Diventato primo ministro Chamberlain, Grandi aveva già mosso le prime pedine, convinto che il momento favorevole fosse finalmente arrivato. Si buttò a capofitto nell'operazione, pronto a servirsi di tutti i mezzi, persino a far dire a Chamberlain e Mussolini più di quanto erano disposti a dire, pur di creare tra loro quella fiducia che sola avrebbe potuto permettere l'avvio di quel negoziato che entrambi volevano, ma che, nella loro reciproca diffidenza, entrambi temevano potesse naufragare con gravi conseguenze per il loro prestigio e la loro politica.


Lo dimostrano le sue memorie, nelle quali possiamo leggere questo importante passaggio in riferimento alla guerra di Spagna che, come sappiamo, sarà poi la causa di una rottura definitiva con il governo inglese: “Una sera del giugno 1937 aveva luogo al Foreign Office il consueto pranzo in occasione del compleanno del Sovrano, pranzo al quale partecipavano, oltre i membri del governo, i capi delle missioni diplomatiche a Londra. In quell'occasione mi incontrai a lungo con Neville Chamberlain col quale finsi di aver ricevuto una lettera di Mussolini nella quale il capo del governo italiano si esprimeva con parole di sincera simpatia verso la persona del nuovo Primo Ministro, non tacendo il suo desiderio che fossero ristabiliti al più presto rapporti d'amicizia e di collaborazione tra i nostri due paesi. Chamberlain fu toccato da questa comunicazione e mi pregò di ricambiare a Mussolini gli stessi sentimenti. Mi affrettai a informare Mussolini dell'espressione e delle parole di Chamberlain, del che il duce si mostrò lusingato e soddisfatto. Così fu di nuovo rotto il ghiaccio e l'atmosfera di personale simpatia si rinnovò fra Chamberlain e il duce”.

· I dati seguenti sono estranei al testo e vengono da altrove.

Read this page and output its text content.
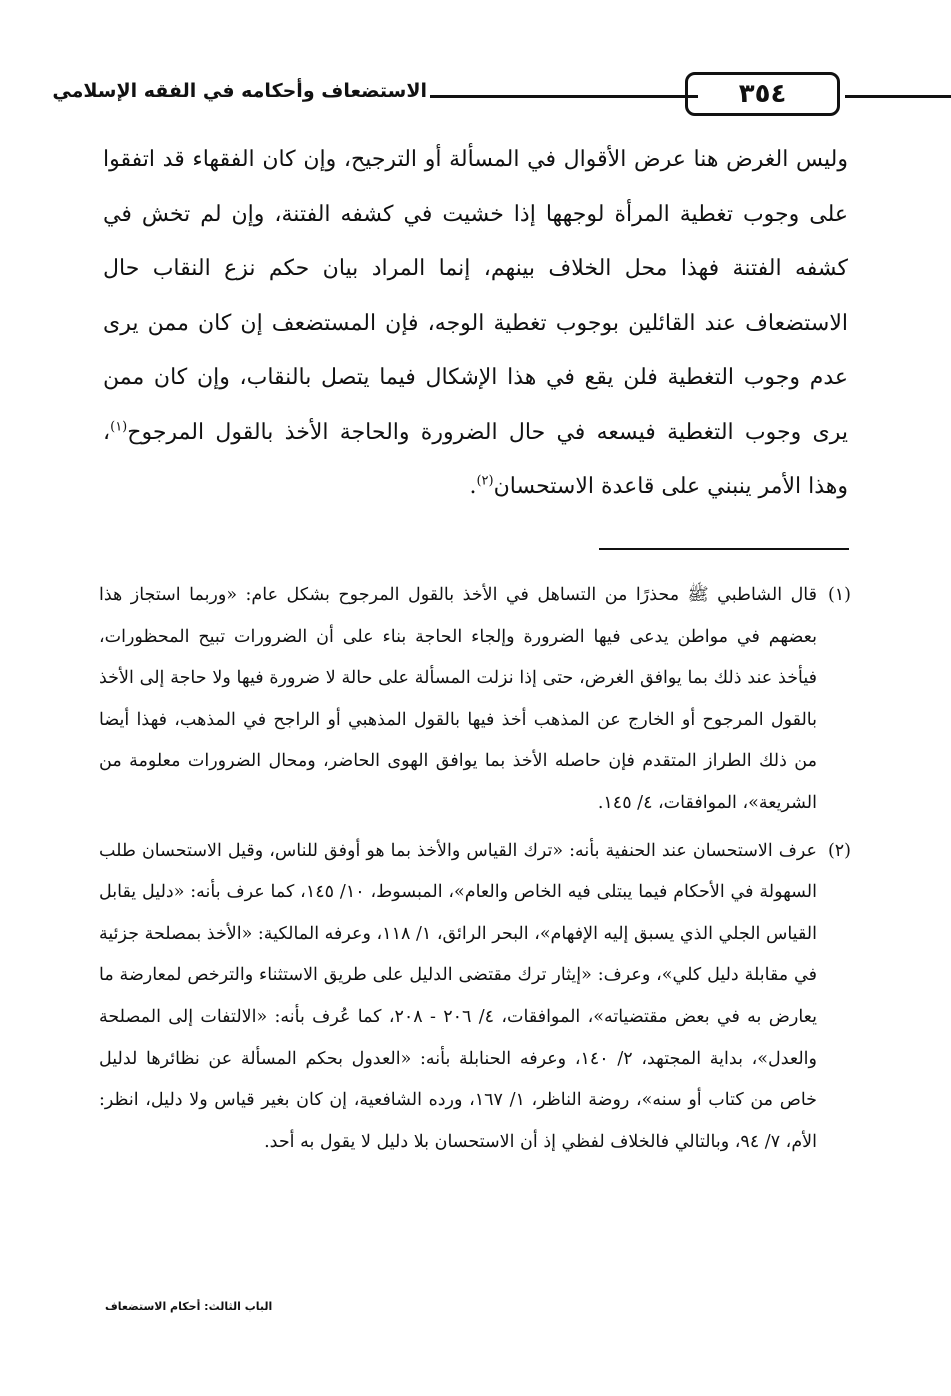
الاستضعاف وأحكامه في الفقه الإسلامي	٣٥٤

وليس الغرض هنا عرض الأقوال في المسألة أو الترجيح، وإن كان الفقهاء قد اتفقوا على وجوب تغطية المرأة لوجهها إذا خشيت في كشفه الفتنة، وإن لم تخش في كشفه الفتنة فهذا محل الخلاف بينهم، إنما المراد بيان حكم نزع النقاب حال الاستضعاف عند القائلين بوجوب تغطية الوجه، فإن المستضعف إن كان ممن يرى عدم وجوب التغطية فلن يقع في هذا الإشكال فيما يتصل بالنقاب، وإن كان ممن يرى وجوب التغطية فيسعه في حال الضرورة والحاجة الأخذ بالقول المرجوح$^{(١)}$، وهذا الأمر ينبني على قاعدة الاستحسان$^{(٢)}$.

(١)
قال الشاطبي ﷺ محذرًا من التساهل في الأخذ بالقول المرجوح بشكل عام: «وربما استجاز هذا بعضهم في مواطن يدعى فيها الضرورة وإلجاء الحاجة بناء على أن الضرورات تبيح المحظورات، فيأخذ عند ذلك بما يوافق الغرض، حتى إذا نزلت المسألة على حالة لا ضرورة فيها ولا حاجة إلى الأخذ بالقول المرجوح أو الخارج عن المذهب أخذ فيها بالقول المذهبي أو الراجح في المذهب، فهذا أيضا من ذلك الطراز المتقدم فإن حاصله الأخذ بما يوافق الهوى الحاضر، ومحال الضرورات معلومة من الشريعة»، الموافقات، ٤/ ١٤٥.
(٢)
عرف الاستحسان عند الحنفية بأنه: «ترك القياس والأخذ بما هو أوفق للناس، وقيل الاستحسان طلب السهولة في الأحكام فيما يبتلى فيه الخاص والعام»، المبسوط، ١٠/ ١٤٥، كما عرف بأنه: «دليل يقابل القياس الجلي الذي يسبق إليه الإفهام»، البحر الرائق، ١/ ١١٨، وعرفه المالكية: «الأخذ بمصلحة جزئية في مقابلة دليل كلي»، وعرف: «إيثار ترك مقتضى الدليل على طريق الاستثناء والترخص لمعارضة ما يعارض به في بعض مقتضياته»، الموافقات، ٤/ ٢٠٦ - ٢٠٨، كما عُرف بأنه: «الالتفات إلى المصلحة والعدل»، بداية المجتهد، ٢/ ١٤٠، وعرفه الحنابلة بأنه: «العدول بحكم المسألة عن نظائرها لدليل خاص من كتاب أو سنه»، روضة الناظر، ١/ ١٦٧، ورده الشافعية، إن كان بغير قياس ولا دليل، انظر: الأم، ٧/ ٩٤، وبالتالي فالخلاف لفظي إذ أن الاستحسان بلا دليل لا يقول به أحد.
الباب الثالث: أحكام الاستضعاف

Renzo De Felice definisce abilissimi, se non addirittura mefistotelici, questi “giochini” di cui Dino Grandi si è servito per raggiungere i suoi scopi che, a dire del nostro ambasciatore, erano sempre uniti all'interesse dell'Italia stessa. Non è opportuno fare qui personali considerazioni circa la presunta scorrettezza di queste azioni, né tanto meno è possibile dedurre se la loro attuazione fosse stata realmente fondamentale per il mantenimento dei buoni rapporti fra i due paesi. I fatti ci dimostrano che, alla fine, la guerra si ebbe e nessuno poté, o volle, fare nulla per evitarla.

“Il Duce diffidava non di me, ma delle mie idee, che erano quasi sempre in contrasto con le sue. Fui sempre leale con lui, quando lo difesi e quando sentii il dovere di combatterlo.”